Liebe Familie Genç, wir saßen vorhin, vor Beginn dieser Gedenkveranstaltung, zusammen, und ich durfte gemeinsam mit Ihnen trauern. Sie haben mir erzählt, wie der Schmerz, wie die Erinnerung Ihr Leben bestimmen. Sie, die solches Leid erfahren haben, Sie brauchen eigentlich keinen Jahrestag zum Erinnern. Ihr Schmerz ist allgegenwärtig, und ich kann mir vorstellen: Ihr Schmerz ist auch nach 30 Jahren nicht weniger geworden. Er wird niemals vergehen.

Ich bin heute hier, um der fünf Toten, der jungen Frauen und Mädchen, zu gedenken, die am 29. Mai 1993 ermordet wurden.

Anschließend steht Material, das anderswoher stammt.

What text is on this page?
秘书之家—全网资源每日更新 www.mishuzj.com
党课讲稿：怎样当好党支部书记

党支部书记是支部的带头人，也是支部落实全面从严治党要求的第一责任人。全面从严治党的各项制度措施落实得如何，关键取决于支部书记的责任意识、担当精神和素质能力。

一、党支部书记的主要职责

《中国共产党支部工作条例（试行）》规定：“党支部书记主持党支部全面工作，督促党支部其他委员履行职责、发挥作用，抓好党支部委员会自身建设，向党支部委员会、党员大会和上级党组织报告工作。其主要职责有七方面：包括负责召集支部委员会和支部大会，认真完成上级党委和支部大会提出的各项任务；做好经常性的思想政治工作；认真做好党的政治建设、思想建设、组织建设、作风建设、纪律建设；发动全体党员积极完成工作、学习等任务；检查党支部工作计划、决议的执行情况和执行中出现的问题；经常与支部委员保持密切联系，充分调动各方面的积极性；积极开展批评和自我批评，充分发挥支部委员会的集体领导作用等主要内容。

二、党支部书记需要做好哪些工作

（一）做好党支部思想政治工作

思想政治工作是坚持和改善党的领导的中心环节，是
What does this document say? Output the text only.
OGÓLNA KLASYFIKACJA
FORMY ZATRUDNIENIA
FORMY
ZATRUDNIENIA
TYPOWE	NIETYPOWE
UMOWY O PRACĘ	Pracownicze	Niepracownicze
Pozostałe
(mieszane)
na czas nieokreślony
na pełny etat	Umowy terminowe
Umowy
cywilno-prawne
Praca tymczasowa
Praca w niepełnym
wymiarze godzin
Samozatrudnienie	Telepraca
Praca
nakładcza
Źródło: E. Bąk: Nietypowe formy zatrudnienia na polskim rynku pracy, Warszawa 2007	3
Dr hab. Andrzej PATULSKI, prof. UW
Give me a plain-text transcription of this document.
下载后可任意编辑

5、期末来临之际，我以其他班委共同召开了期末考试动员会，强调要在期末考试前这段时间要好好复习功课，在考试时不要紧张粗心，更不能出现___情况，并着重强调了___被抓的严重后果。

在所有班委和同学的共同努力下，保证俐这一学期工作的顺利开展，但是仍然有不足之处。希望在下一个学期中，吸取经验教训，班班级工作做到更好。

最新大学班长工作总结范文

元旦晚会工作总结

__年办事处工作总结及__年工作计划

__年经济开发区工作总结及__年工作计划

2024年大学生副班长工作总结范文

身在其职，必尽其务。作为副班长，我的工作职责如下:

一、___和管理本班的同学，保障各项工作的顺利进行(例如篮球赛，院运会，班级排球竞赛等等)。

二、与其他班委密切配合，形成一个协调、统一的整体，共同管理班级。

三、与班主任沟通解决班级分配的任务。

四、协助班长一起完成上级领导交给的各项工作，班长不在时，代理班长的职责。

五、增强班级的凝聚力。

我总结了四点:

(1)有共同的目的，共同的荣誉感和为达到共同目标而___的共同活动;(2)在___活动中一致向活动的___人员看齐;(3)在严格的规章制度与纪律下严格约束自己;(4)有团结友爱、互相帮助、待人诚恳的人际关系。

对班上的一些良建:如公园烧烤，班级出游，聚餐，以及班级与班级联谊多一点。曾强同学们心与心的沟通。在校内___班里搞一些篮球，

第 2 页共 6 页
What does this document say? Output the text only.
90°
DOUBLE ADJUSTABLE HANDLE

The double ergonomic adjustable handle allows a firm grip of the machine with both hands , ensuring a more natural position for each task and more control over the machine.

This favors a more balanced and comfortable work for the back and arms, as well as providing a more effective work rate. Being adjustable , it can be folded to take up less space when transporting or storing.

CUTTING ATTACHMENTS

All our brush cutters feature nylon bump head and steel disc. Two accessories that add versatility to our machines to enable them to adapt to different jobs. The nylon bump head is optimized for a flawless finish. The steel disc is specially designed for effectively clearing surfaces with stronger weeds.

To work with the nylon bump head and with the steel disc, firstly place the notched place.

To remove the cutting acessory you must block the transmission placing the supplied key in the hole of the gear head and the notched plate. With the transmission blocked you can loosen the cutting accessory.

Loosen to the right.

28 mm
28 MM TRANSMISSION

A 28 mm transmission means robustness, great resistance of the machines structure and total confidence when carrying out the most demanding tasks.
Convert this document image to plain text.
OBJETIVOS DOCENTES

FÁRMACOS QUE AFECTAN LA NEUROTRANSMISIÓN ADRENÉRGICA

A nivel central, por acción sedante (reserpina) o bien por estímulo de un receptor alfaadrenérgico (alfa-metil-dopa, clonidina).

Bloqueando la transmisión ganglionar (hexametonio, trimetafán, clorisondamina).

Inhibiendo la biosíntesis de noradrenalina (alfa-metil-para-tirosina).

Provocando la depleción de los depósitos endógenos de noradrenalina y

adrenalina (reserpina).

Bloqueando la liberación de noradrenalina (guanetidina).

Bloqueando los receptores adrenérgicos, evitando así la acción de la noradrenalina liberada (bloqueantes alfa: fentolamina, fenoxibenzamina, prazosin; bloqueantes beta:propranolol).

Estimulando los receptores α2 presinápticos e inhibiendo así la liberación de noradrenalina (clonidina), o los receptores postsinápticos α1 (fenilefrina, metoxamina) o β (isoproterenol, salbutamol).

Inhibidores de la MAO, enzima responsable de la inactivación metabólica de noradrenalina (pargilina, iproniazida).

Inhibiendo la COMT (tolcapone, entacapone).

Heute halten wir miteinander inne und trauern um Gürsün İnce, um Hatice Genç, um Gülüstan Öztürk, um Hülya Genç, um Saime Genç. Und natürlich um Mevlüde Genç, die uns im vergangenen Herbst verlassen hat.

Vor dreißig Jahren, da wollten Sie, liebe Familie Genç, den höchsten islamischen Feiertag, das Kurban Bayrami, feiern. Sie hatten schon die Geschenke und die schönen Kleider bereit gelegt. Die kleine Saime hatte besonderen Grund zum Feiern: Sie war stolz darauf, bald in den Kindergarten zu gehen. Stattdessen: Flammen und Rauch, Schmerz und Tod.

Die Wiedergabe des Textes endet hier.